Lady of Letters and Civil War Heroine

What's in A Name?

Brilliana was born in Brielle in Holland, or Brill as it's known in English, where her father, Sir Edward Conway, was Lt. Governor of the Netherlands and she was named after that place.


She was well educated, knowing French and Latin. She was modest, self-effacing, pious and with a strong sense of duty,  but was, as most women of her class, destined to fulfil a domestic role as wife and mother.


That isn't quite how things worked out...

The Harley Connection

Brilliana married Sir Robert Harley of Brampton Bryan in 1623. She was his third wife. Harley was acting as an aide to Sir Edward Conway who was by that time a Secretary of State.
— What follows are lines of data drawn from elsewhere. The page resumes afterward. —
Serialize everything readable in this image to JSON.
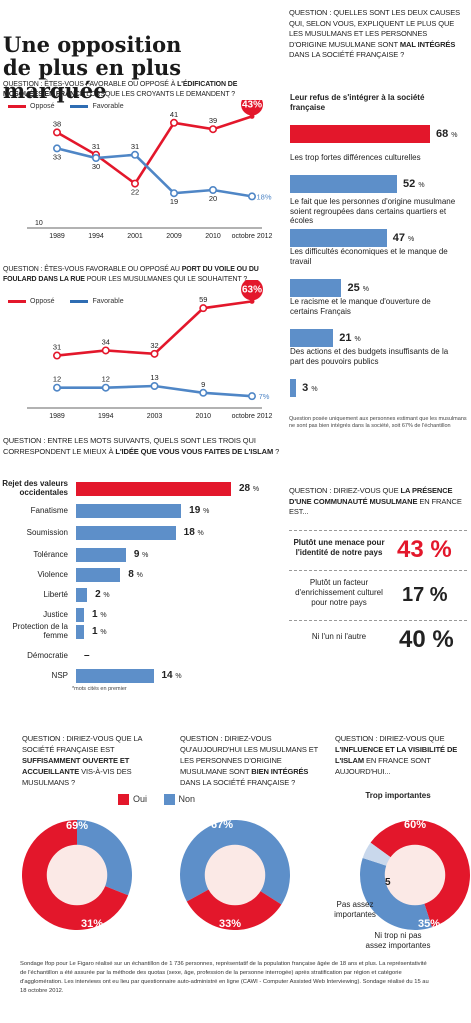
{
  "title_line1": "Une opposition",
  "title_line2": "de plus en plus marquée",
  "colors": {
    "red": "#e3172b",
    "blue": "#4f86c6",
    "lightblue": "#5d8fc9"
  },
  "chart_data": [
    {
      "type": "line",
      "question_prefix": "QUESTION : ÊTES-VOUS FAVORABLE OU OPPOSÉ À ",
      "question_bold": "L'ÉDIFICATION DE MOSQUÉES EN FRANCE",
      "question_suffix": " LORSQUE LES CROYANTS LE DEMANDENT ?",
      "x": [
        "1989",
        "1994",
        "2001",
        "2009",
        "2010",
        "octobre 2012"
      ],
      "ylim": [
        10,
        45
      ],
      "y_tick": "10",
      "series": [
        {
          "name": "Opposé",
          "values": [
            38,
            31,
            22,
            41,
            39,
            43
          ],
          "labels": [
            "38",
            "31",
            "22",
            "41",
            "39",
            "43%"
          ]
        },
        {
          "name": "Favorable",
          "values": [
            33,
            30,
            31,
            19,
            20,
            18
          ],
          "labels": [
            "33",
            "30",
            "31",
            "19",
            "20",
            "18%"
          ]
        }
      ]
    },
    {
      "type": "line",
      "question_prefix": "QUESTION : ÊTES-VOUS FAVORABLE OU OPPOSÉ AU ",
      "question_bold": "PORT DU VOILE OU DU FOULARD DANS LA RUE",
      "question_suffix": " POUR LES MUSULMANES QUI LE SOUHAITENT ?",
      "x": [
        "1989",
        "1994",
        "2003",
        "2010",
        "octobre 2012"
      ],
      "ylim": [
        0,
        65
      ],
      "series": [
        {
          "name": "Opposé",
          "values": [
            31,
            34,
            32,
            59,
            63
          ],
          "labels": [
            "31",
            "34",
            "32",
            "59",
            "63%"
          ]
        },
        {
          "name": "Favorable",
          "values": [
            12,
            12,
            13,
            9,
            7
          ],
          "labels": [
            "12",
            "12",
            "13",
            "9",
            "7%"
          ]
        }
      ]
    },
    {
      "type": "bar",
      "question_prefix": "QUESTION : QUELLES SONT LES DEUX CAUSES QUI, SELON VOUS, EXPLIQUENT LE PLUS QUE LES MUSULMANS ET LES PERSONNES D'ORIGINE MUSULMANE SONT ",
      "question_bold": "MAL INTÉGRÉS",
      "question_suffix": " DANS LA SOCIÉTÉ FRANÇAISE ?",
      "categories": [
        "Leur refus de s'intégrer à la société française",
        "Les trop fortes différences culturelles",
        "Le fait que les personnes d'origine musulmane soient regroupées dans certains quartiers et écoles",
        "Les difficultés économiques et le manque de travail",
        "Le racisme et le manque d'ouverture de certains Français",
        "Des actions et des budgets insuffisants de la part des pouvoirs publics"
      ],
      "values": [
        68,
        52,
        47,
        25,
        21,
        3
      ],
      "note": "Question posée uniquement aux personnes estimant que les musulmans ne sont pas bien intégrés dans la société, soit 67% de l'échantillon"
    },
    {
      "type": "bar",
      "question_prefix": "QUESTION : ENTRE LES MOTS SUIVANTS, QUELS SONT LES TROIS QUI CORRESPONDENT LE MIEUX À ",
      "question_bold": "L'IDÉE QUE VOUS VOUS FAITES DE L'ISLAM",
      "question_suffix": " ?",
      "categories": [
        "Rejet des valeurs occidentales",
        "Fanatisme",
        "Soumission",
        "Tolérance",
        "Violence",
        "Liberté",
        "Justice",
        "Protection de la femme",
        "Démocratie",
        "NSP"
      ],
      "values": [
        28,
        19,
        18,
        9,
        8,
        2,
        1,
        1,
        0,
        14
      ],
      "value_labels": [
        "28",
        "19",
        "18",
        "9",
        "8",
        "2",
        "1",
        "1",
        "–",
        "14"
      ],
      "footnote": "*mots cités en premier"
    },
    {
      "type": "table",
      "question_prefix": "QUESTION : DIRIEZ-VOUS QUE ",
      "question_bold": "LA PRÉSENCE D'UNE COMMUNAUTÉ MUSULMANE",
      "question_suffix": " EN FRANCE EST...",
      "categories": [
        "Plutôt une menace pour l'identité de notre pays",
        "Plutôt un facteur d'enrichissement culturel pour notre pays",
        "Ni l'un ni l'autre"
      ],
      "values": [
        43,
        17,
        40
      ]
    },
    {
      "type": "pie",
      "question_prefix": "QUESTION : DIRIEZ-VOUS QUE LA SOCIÉTÉ FRANÇAISE EST ",
      "question_bold": "SUFFISAMMENT OUVERTE ET ACCUEILLANTE",
      "question_suffix": " VIS-À-VIS DES MUSULMANS ?",
      "categories": [
        "Oui",
        "Non"
      ],
      "values": [
        69,
        31
      ]
    },
    {
      "type": "pie",
      "question_prefix": "QUESTION : DIRIEZ-VOUS QU'AUJOURD'HUI LES MUSULMANS ET LES PERSONNES D'ORIGINE MUSULMANE SONT ",
      "question_bold": "BIEN INTÉGRÉS",
      "question_suffix": " DANS LA SOCIÉTÉ FRANÇAISE ?",
      "categories": [
        "Oui",
        "Non"
      ],
      "values": [
        33,
        67
      ]
    },
    {
      "type": "pie",
      "question_prefix": "QUESTION : DIRIEZ-VOUS QUE ",
      "question_bold": "L'INFLUENCE ET LA VISIBILITÉ DE L'ISLAM",
      "question_suffix": " EN FRANCE SONT AUJOURD'HUI...",
      "categories": [
        "Trop importantes",
        "Ni trop ni pas assez importantes",
        "Pas assez importantes"
      ],
      "values": [
        60,
        35,
        5
      ]
    }
  ],
  "legend_oui": "Oui",
  "legend_non": "Non",
  "source": "Sondage Ifop pour Le Figaro réalisé sur un échantillon de 1 736 personnes, représentatif de la population française âgée de 18 ans et plus. La représentativité de l'échantillon a été assurée par la méthode des quotas (sexe, âge, profession de la personne interrogée) après stratification par région et catégorie d'agglomération. Les interviews ont eu lieu par questionnaire auto-administré en ligne (CAWI - Computer Assisted Web Interviewing). Sondage réalisé du 15 au 18 octobre 2012."
}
In religion, like Brilliana, he was a devout Puritan.


By 1640,  Harley was a member of parliament himself and, displaying his Puritan credentials was chair of the Committee for the Demolition of Monuments of Superstition and Idolatry!




A Lady of Letters

Brilliana was a letter-writer.


About 400 letters that she wrote to her husband and to her eldest son, Ned have survived. They are a treasure trove for researchers and are the main reason so much is known of her.
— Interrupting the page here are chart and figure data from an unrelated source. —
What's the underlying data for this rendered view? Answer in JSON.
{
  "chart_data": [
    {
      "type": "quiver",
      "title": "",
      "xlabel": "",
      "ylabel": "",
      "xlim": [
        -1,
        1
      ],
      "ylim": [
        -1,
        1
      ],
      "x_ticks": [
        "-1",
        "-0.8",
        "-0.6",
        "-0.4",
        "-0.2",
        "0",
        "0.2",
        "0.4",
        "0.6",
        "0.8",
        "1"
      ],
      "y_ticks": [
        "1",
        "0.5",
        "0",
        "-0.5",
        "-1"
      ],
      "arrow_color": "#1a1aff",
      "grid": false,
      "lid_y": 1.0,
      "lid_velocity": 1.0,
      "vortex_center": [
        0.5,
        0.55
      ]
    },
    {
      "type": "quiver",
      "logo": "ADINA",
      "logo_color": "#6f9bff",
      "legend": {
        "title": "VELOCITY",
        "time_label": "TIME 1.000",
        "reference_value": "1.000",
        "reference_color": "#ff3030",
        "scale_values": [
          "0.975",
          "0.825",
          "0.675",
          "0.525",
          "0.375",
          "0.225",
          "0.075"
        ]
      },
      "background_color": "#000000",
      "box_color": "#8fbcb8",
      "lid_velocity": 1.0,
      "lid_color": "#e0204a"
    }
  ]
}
Sadly no replies to her letters have survived. Perhaps she destroyed them all as she read them, to prevent them falling into enemy hands. But who’s to say that some will not turn up in some dusty archive one day …


Civil War and Siege

When civil war broke out between parliament and the king,  the Harleys sided with Parliament in a predominantly Royalist Herefordshire. 


In a letter to her son in December 1642, Brilliana wrote; "They [my neighbours] are in mighty violence against me."
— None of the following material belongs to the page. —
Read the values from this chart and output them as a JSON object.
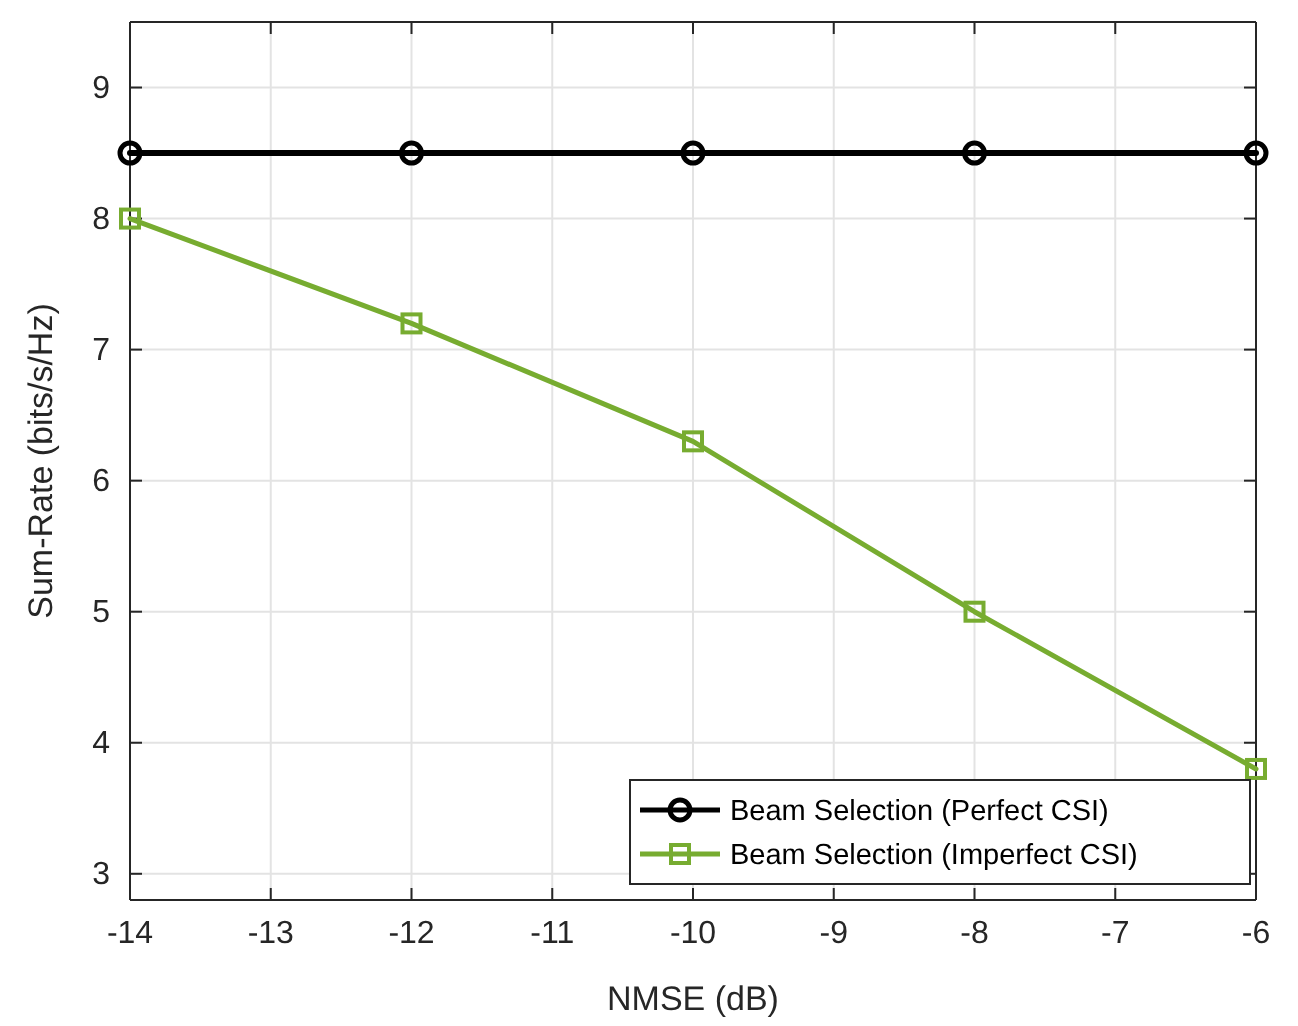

On 26 July 1643 events came to a head and Sir William Vavasour, the newly appointed governor of Hereford, surrounded Brampton Bryan with a force of about 700 soldiers.


Brilliana and three of her children together with about 50 civilians and 50 soldiers held the castle. Conditions inside rapidly deteriorated. Cattle, sheep and horses were plundered, all the buildings in the village were burnt to the ground and the castle was attacked with cannon.


Behind the castle's stout walls the defenders suffered few casualties, but the attackers fared less well and nearly a tenth of the company were either killed or injured.


The siege was lifted on 9 September when the Royalists left to join the attack on Gloucester.

Death, Destruction and the Legacy of a Name

For some months afterward the first siege an uneasy truce prevailed (although this did not stop Brilliana dispatching 40 troops to raid a Royalist camp at Knighton in Wales).


However, the privations of the siege had their tragic effect. Brilliana was never very strong, and she became weaker. In October of 1643 she died of an illness described as ‘a great cold, an apoplexy and defluxion of the lungs.’ 


Following her death, a second siege of the castle commenced in the spring of the following year. The Royalists reinforced by more powerful artillery reduced the castle in just three weeks leaving the building mostly a ruin.


But Brilliana's name lives on. Since her time it has become a tradition for Harley daughters to have Brilliana as one of their names.